The lag plot shows a strong linear relationship at lag 1. Then the relationship become weaker across lags till lag 16. This concludes that the timeseries has annual seasonality, but mainly depends on the previous month of data.

The autocorrelation plot has r12 which is the highest. Although, all lags are significantly different then 0, the majority of the lags have negative relationship.

autoplot(usdeaths) 

ggseasonplot(usdeaths, polar = TRUE)

ggsubseriesplot(usdeaths)

gglagplot(usdeaths)

ggAcf(usdeaths, lag.max = 70)

This series has a seasonality, with a spike in July and a trough in Feb.

The seasonal plot confirms the annual seasonality. It also hits at a decreasing trend, but there is not enough data to confirm.

The subseries plot shows the seasonal behavior of the time series (decreasing from July to Feb., then decreasing from Feb. to July).

The lagplot has the strongest linear relationship at lag 12, confirming the annual seasonality present in the time series.

The autocorrelation plot has r12 higher than the other lags, due to the annual seasonal pattern in the data. Even higher is r1, which shows that the previous month in the time series is indicative of the next. r6 and r18 show strong negative correlations, which confirm the annual seasonality.

autoplot(bricksq) 

ggseasonplot(bricksq, polar = TRUE)

ggsubseriesplot(bricksq)

gglagplot(bricksq)

ggAcf(bricksq, lag.max = 70)

The series seems to have an annual seasonality with an incrasing trend and a cyclic every 8 years.

From the seasonplot, it seems that Q1 and Q3 are the searies peak.

The Subseries plot shows the increases and decreases in this time series are constants across quarters.
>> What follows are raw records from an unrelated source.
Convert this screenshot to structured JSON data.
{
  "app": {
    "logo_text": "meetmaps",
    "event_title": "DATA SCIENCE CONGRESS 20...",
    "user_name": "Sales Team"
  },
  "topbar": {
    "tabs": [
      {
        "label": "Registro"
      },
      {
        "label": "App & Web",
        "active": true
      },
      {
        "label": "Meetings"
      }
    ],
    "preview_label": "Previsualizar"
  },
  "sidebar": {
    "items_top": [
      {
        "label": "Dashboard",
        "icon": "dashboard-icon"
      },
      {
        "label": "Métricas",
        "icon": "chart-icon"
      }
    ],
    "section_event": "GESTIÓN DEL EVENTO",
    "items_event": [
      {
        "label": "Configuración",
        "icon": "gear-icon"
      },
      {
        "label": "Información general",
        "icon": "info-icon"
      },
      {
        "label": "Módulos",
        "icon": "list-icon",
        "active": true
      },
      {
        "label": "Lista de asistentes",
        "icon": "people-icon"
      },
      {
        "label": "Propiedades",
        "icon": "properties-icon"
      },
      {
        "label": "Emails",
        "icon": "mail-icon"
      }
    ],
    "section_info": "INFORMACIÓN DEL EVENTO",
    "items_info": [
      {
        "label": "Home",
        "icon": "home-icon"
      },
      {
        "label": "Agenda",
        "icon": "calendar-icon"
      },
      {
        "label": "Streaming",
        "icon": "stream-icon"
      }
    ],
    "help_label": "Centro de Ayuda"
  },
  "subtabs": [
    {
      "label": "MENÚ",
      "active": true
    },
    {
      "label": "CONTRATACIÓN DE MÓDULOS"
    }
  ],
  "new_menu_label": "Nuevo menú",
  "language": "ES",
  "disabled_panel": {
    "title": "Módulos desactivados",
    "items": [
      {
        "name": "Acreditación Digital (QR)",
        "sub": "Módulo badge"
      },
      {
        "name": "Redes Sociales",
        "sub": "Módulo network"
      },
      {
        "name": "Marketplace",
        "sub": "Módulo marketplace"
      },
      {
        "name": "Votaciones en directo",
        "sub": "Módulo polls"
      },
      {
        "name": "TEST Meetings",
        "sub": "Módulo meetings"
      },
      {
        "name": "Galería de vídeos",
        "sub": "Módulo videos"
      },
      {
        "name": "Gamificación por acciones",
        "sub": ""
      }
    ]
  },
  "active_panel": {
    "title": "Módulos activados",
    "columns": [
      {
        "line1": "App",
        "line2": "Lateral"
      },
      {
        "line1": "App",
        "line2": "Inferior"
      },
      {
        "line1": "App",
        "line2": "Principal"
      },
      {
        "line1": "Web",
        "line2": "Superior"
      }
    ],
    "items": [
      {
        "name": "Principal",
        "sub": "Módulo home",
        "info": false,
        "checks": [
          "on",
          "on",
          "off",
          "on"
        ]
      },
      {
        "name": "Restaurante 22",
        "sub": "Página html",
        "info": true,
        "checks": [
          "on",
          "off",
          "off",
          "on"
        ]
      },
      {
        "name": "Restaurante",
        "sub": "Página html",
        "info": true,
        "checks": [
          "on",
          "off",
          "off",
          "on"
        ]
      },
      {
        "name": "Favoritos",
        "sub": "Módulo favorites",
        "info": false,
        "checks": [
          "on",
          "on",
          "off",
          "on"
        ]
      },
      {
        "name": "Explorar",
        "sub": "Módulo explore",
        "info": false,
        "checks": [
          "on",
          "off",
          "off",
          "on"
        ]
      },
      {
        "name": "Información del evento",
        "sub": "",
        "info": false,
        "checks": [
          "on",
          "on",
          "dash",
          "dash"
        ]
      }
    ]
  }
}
The lag plot shows that lag 1 and lag 4 have the strongest linear relationship

The autocorrelation plot shows that the peaks are 4, 8, 12,.. because it is quartly increasing. All lags have significantly different than zero.

autoplot(sunspotarea) 

# ggseasonplot(sunspotarea)
# ggsubseriesplot(sunspotarea)
gglagplot(sunspotarea)

ggAcf(sunspotarea, lag.max = 70)

The sunspotarea is not seasonal!

autoplot(gasoline) 

ggseasonplot(gasoline, polar = TRUE)

# ggsubseriesplot(gasoline)
gglagplot(gasoline)

ggAcf(gasoline, lag.max = 70)

This series is an annual seasonality with an increasing trend. The seasonal plot indicates a peak in weeks 30 - 39 and a trough during weeks 5 - 11.